You have also included on your page animal models and studies in relation to the Notch signalling pathway. It is quite interesting to see what the role of the pathway is in each of the models. Also, the addition of the abnormalities is quite interesting to read, and you have covered several abnormalities that can occur.
One thing I must point out is maybe you should include a more detailed glossary section, as you have used a few terms that may be hard to understand for some people, or better explain them within the paragraph. You have also included some pictures on your page, however, you do not link them to your explanation very well, maybe you should explain in detail what is exactly going on in the image. For example, it seems as if your explanation and terms used for the canonical pathway does not match those of the image for that section. Also, that particular image is not of the best quality and any writing present cannot be clearly and easily read. There are also several sub-headings that are missing information, I do, however, look forward to read what you will include
You have put together quite an impressive page with lots of information that is divided clearly into many sub-headings. It was fairly simple to understand the content, only minor changes should be made to your page.
GP2 peer review
Things are worth to be learnt:
-Formatted reference part.
-Used time line about the history the notch signalling findings.
-Suitable length for each section and informative.
Things needed to be improved:
-Pictures are assists, could be attached more.

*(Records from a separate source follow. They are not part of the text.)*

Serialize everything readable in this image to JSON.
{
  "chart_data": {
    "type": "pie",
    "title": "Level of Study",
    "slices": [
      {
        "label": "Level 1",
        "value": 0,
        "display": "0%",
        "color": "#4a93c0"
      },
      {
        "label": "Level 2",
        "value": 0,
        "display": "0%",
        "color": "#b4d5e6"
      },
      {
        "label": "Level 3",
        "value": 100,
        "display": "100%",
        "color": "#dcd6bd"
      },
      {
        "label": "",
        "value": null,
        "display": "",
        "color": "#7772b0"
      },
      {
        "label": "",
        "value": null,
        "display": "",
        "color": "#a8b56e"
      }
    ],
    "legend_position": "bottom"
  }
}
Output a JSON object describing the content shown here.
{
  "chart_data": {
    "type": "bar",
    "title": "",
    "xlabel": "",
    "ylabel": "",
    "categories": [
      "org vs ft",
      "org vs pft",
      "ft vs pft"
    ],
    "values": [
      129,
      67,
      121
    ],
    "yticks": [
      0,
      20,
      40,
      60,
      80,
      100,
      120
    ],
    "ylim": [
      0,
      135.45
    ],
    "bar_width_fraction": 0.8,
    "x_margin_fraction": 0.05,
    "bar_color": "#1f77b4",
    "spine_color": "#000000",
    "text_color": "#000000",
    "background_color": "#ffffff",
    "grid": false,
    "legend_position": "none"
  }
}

Overall group 2 had a good progress of their project, use the history of the notch signalling as part of introduction, clear content. Only needs to fill the gaps in the page and try to add more pictures to help the audience understand the topic, especially for the abnormality of this signalling.
Group 2 Peer Assessment
Great progress so far. To start, all references have been done correctly and the appropriate subheadings and abbreviations can be seen. The history section is quite comprehensive and gives an effective background. The page describes and provides a detailed overview of the actual pathway with the visual aid of a diagram. An enhanced understanding is easily acquired with the great detail being delivered with clarity and simplicity. The inclusion of the abnormalities and its role in animal development provides a holistic understanding of the Notch signalling pathway. There is very little to improve which is of significance, however my personal contribution would be the use of a glossary to explain some confusing jargon. Keep going and you guys will do very well!